“Kisah Pengabdian Tanpa Cacat: Kapolsek Sedayu AKBP Slamet Subiyantoro Raih Kenaikan Pangkat Pengabdian sebagai Teladan Polisi Jujur hingga Purna Tugas”

BANTUL, ELANGBALI.COM – Di tengah berbagai dinamika tugas kepolisian yang penuh tantangan, masih ada sosok-sosok yang menjaga marwah institusi dengan dedikasi tanpa cela. Salah satu figur tersebut adalah AKBP Slamet Subiyantoro, S.H., Kapolsek Sedayu, yang pada Selasa, 2 Desember 2025 menerima kenaikan pangkat pengabdian dalam Upacara Korp Rapor yang berlangsung khidmat di Halaman Mapolres Bantul. Upacara ini dipimpin langsung oleh Kapolres Bantul, AKBP Novita Eka Sari, S.H., S.I.K., M.H., dan menjadi momen penting yang mencerminkan apresiasi negara terhadap pengabdian seorang polisi yang menuntaskan dinasnya tanpa noda.

Kenaikan pangkat pengabdian bukanlah penghargaan yang diberikan kepada semua personel, melainkan sebuah bentuk kehormatan tinggi dari institusi bagi anggota yang terbukti menjalankan amanah kepolisian dengan kesetiaan, integritas, disiplin, serta rekam jejak bersih selama masa dinasnya. Dan itulah yang digambarkan oleh perjalanan panjang seorang AKBP Slamet Subiyantoro, sosok polisi yang dikenal rendah hati, tegas, dan tak pernah sekalipun tersandung pelanggaran, mulai dari awal karier hingga memasuki masa purna.

Bacaan Lainnya

Dalam amanatnya, Kapolres Bantul AKBP Novita Eka Sari menegaskan bahwa kenaikan pangkat pengabdian merupakan puncak apresiasi atas dedikasi tanpa cacat seorang anggota Polri.


“Kenaikan pangkat pengabdian bukan sekadar penghargaan administratif, tetapi merupakan pengakuan negara atas loyalitas, integritas, serta pengabdian tanpa cacat yang telah dibuktikan selama masa dinas,” ujarnya.

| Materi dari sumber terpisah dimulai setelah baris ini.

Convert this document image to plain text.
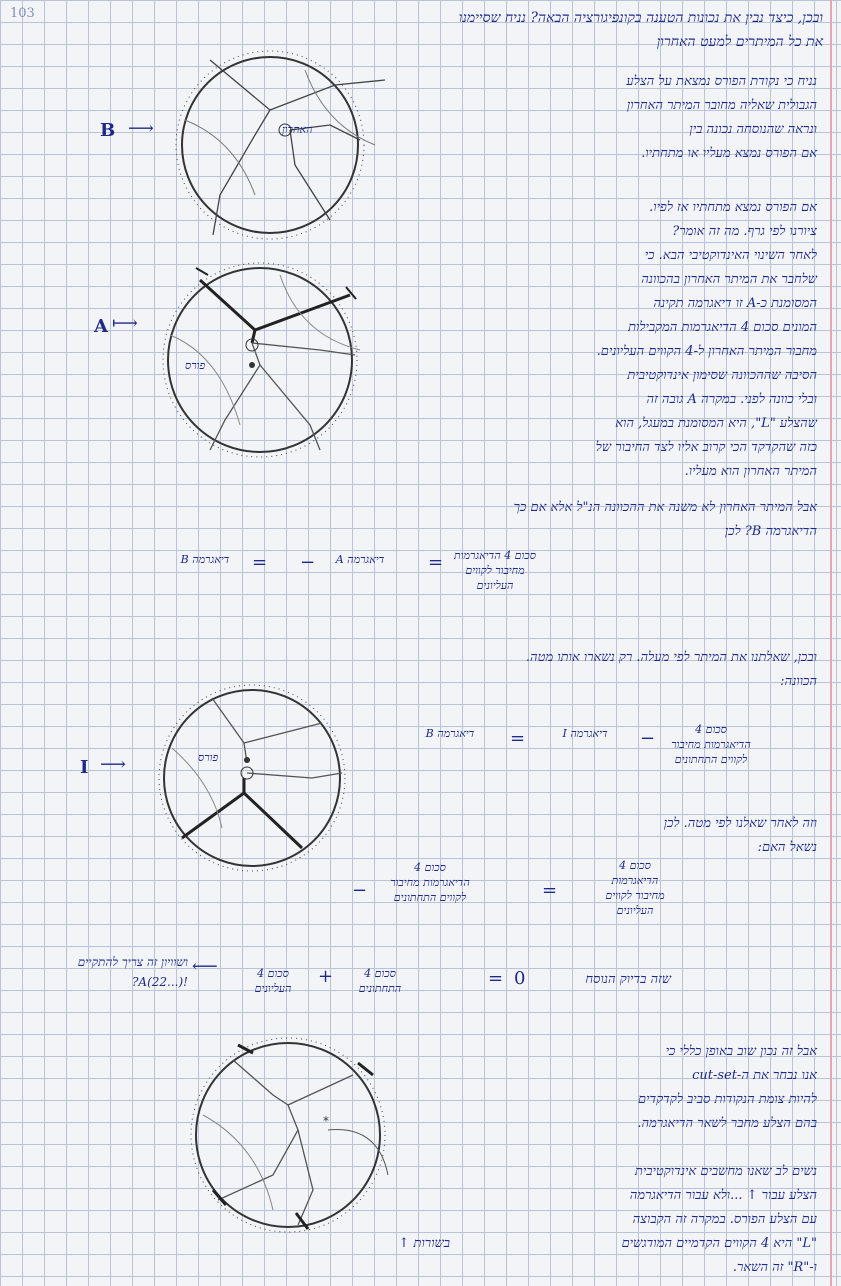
103	ובכן, כיצד נבין את נכונות הטענה בקונפיגורציה הבאה? נניח שסיימנו
את כל המיתרים למעט האחרון
האחרון
B ⟶
נניח כי נקודת הפורס נמצאת על הצלע
הגבולית שאליה מחובר המיתר האחרון
ונראה שהנוסחה נכונה בין
אם הפורס נמצא מעליו או מתחתיו.
אם הפורס נמצא מתחתיו אז לפיו.
ציורנו לפי גרף. מה זה אומר?
לאחר השינוי האינדוקטיבי הבא. כי
שלחבר את המיתר האחרון בהכוונה
המסומנת כ-A זו דיאגרמה תקינה
המונים סכום 4 הדיאגרמות המקבילות
מחבור המיתר האחרון ל-4 הקווים העליונים.
הסיבה שההכוונה שסימון אינדוקטיבית
ובלי כוונה לפני. במקרה A גובה זה
שהצלע "L", היא המסומנת במעגל, הוא
כזה שהקדקד הכי קרוב אליו לצד החיבור של
המיתר האחרון הוא מעליו.
פורס
A ⟼
אבל המיתר האחרון לא משנה את ההכוונה הנ"ל אלא אם כך
הדיאגרמה B? לכן
דיאגרמה B	=	דיאגרמה A
−	= סכום 4 הדיאגרמות
מחיבור לקווים
העליונים
ובכן, שאלתנו את המיתר לפי מעלה. רק נשארו אותו מטה.
הכוונה:
פורס
I ⟶
דיאגרמה B	=	דיאגרמה I	−	סכום 4
הדיאגרמות מחיבור
לקווים התחתונים
וזה לאחר שאלנו לפי מטה. לכן
נשאל האם:
סכום 4
הדיאגרמות מחיבור
לקווים התחתונים
−	=
סכום 4
הדיאגרמות
מחיבור לקווים
העליונים
ושוויון זה צריך להתקיים
!A(22...)?
⟵	סכום 4
העליונים
+	סכום 4
התחתונים	= 0	שזה בדיוק הנוסח
*
אבל זה נכון שוב באופן כללי כי
אנו נבחר את ה-cut-set
להיות צומת הנקודות סביב לקדקדים
בהם הצלע מחבר לשאר הדיאגרמה.
נשים לב שאנו מחשבים אינדוקטיבית
הצלע עבור ↑ ...ולא עבור הדיאגרמה
עם הצלע הפורס. במקרה זה הקבוצה
"L" היא 4 הקווים הקדמיים המודגשים
ו-"R" זה השאר.
בשורות ↑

Kapolres juga secara khusus memberikan apresiasi mendalam kepada AKBP Slamet Subiyantoro—seorang perwira yang dalam setiap langkah kariernya selalu menjunjung prinsip kejujuran dan kesetiaan pada tugas.
“Kepada AKBP Slamet Subiyantoro, saya menyampaikan ucapan selamat disertai rasa bangga. Beliau mencapai titik ini karena integritas dan profesionalitas yang tidak pernah luntur. Selama berdinas, tidak pernah ada catatan pelanggaran. Ini merupakan prestasi yang patut menjadi teladan,” tegas AKBP Novita.

Lebih jauh, Kapolres berharap pencapaian ini menjadi inspirasi bagi seluruh personel Polri, terutama generasi muda yang kini memegang tongkat estafet pengabdian.
“Tugas Polri bukan hanya menuntut kemampuan teknis, tetapi juga kesetiaan, kejujuran, dan komitmen hingga akhir masa bakti. AKBP Slamet Subiyantoro adalah salah satu bukti bahwa pengabdian yang tulus akan kembali pada diri sebagai penghormatan tertinggi,” tambahnya.

Upacara yang penuh rasa haru dan kebanggaan itu menjadi saksi sebuah perjalanan panjang seorang polisi yang memilih setia pada prinsip-prinsip moral meski berada di tengah profesi penuh risiko dan godaan. Pencapaian AKBP Slamet Subiyantoro bukan hanya penghargaan personal, tetapi juga cermin bahwa masih banyak figur Polri yang bekerja dengan hati, jujur, dan mengutamakan pelayanan publik.

Menutup sambutannya, Kapolres Bantul berpesan agar AKBP Slamet Subiyantoro terus menjaga kehormatan diri dan institusi hingga masa purna tiba.
“Semoga Bapak terus menjadi sosok yang menginspirasi kami semua. Pengabdian Bapak adalah contoh bahwa menjadi polisi yang jujur hingga purna bukan hanya mungkin, tetapi mulia dan sangat membanggakan,” ucap Kapolres.

Sosok AKBP Slamet Subiyantoro memang layak dijadikan teladan. Di tengah sorotan terhadap berbagai pelanggaran oknum, beliau membuktikan bahwa integritas adalah nilai yang tidak dapat dibeli. Semangatnya menjadi cermin bahwa Polri dibangun oleh banyak pribadi baik—anggota yang bekerja dalam senyap, menjaga amanah, dan mengabdikan diri sepenuhnya bagi masyarakat, bangsa, dan negara.